In thinking about the causes and course of the Revolution, it is important to study the fundamental principles of the Declaration of Independence; the causes for the outbreak of the war; the main stages of the Revolutionary War and the reasons for the American victory; and the role of wartime leaders, from all strata of society, both on the battlefield and on the homefront.
In assessing the outcomes of the American Revolution, students need to confront the central issue of how revolutionary the Revolution actually was. In order to reach judgments about this, they necessarily will have to see the Revolution through different sets of eyes--enslaved and free African Americans, Native Americans, white men and women of different social classes, religions, ideological dispositions, regions, and occupations. Students should also be able to see pre- and post-Revolutionary American society in relation to reigning political institutions and practices in the rest of the world.
Students can appreciate how agendas for redefining American society in the postwar era differed by exploring how the Constitution was created and how it was ratified after a dramatic ideological debate in virtually every locale in 1787-88. The Constitution of 1787 and the Bill of Rights should be broached as the culmination of the most creative era of constitutionalism in American history. In addition, students should ponder why the Constitutional Convention sidetracked the movement to abolish slavery that had taken rise in the revolutionary era. Nor should they think that ratification of the Constitution ended debate on governmental power or how to create "a more perfect union." Economic, regional, social, ideological, religious, and political tensions would spawn continuing debates over the meaning of the Constitution for generations.
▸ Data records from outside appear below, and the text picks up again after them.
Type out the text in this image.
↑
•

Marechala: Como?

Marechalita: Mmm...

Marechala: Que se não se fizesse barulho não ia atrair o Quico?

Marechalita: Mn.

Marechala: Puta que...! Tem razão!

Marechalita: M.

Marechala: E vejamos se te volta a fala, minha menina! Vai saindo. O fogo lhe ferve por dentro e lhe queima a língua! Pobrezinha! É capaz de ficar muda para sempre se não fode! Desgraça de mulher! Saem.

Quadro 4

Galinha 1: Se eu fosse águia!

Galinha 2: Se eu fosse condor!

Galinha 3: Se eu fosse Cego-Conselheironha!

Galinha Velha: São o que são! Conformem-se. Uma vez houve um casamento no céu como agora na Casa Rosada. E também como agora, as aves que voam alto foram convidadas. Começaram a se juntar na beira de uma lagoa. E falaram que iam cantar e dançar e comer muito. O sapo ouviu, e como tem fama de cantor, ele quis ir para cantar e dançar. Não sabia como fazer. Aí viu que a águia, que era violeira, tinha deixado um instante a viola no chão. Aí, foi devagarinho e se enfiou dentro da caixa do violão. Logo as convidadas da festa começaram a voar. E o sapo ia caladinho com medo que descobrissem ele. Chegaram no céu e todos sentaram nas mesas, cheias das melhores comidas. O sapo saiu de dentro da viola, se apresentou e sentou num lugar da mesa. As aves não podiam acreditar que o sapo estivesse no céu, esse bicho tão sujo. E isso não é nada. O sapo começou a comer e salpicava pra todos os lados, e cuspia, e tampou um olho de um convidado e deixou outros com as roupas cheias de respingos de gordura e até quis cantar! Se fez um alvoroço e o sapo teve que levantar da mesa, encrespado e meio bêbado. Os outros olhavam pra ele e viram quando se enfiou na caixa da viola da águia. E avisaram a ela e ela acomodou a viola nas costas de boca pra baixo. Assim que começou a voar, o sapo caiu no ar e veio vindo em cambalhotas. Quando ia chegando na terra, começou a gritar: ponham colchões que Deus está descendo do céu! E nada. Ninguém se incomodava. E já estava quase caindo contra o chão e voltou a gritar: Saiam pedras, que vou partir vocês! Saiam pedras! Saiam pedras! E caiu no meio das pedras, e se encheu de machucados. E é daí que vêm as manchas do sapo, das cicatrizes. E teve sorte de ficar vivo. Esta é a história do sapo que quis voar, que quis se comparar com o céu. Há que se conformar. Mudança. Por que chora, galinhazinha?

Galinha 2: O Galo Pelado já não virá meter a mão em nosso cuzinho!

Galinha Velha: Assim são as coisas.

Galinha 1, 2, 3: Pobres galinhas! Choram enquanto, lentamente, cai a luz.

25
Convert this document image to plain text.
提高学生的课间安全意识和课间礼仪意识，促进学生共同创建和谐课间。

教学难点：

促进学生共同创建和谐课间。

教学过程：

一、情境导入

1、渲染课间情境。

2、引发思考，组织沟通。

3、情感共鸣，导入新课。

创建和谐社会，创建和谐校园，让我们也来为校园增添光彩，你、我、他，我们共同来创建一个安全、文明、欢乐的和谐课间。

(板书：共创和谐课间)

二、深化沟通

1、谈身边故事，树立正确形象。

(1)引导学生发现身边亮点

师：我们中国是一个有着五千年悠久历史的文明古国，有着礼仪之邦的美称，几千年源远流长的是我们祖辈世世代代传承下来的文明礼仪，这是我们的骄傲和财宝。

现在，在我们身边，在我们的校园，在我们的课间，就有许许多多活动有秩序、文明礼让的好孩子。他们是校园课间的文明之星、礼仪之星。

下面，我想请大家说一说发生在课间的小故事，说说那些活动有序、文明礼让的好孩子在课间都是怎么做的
In studying the post-Revolutionary generation, students can understand how the embryo of the American two-party system took shape, how political turmoil arose as Americans debated the French Revolution, and how the Supreme Court rose to a place of prominence. Politics, political leadership, and political institutions have always bulked large in the study of this era, but students will also need to understand other less noticed topics: the beginnings of a national economy, the exuberant push westward, the military campaigns against Native American nations; the emergence of free black communities; and the democratization of religion.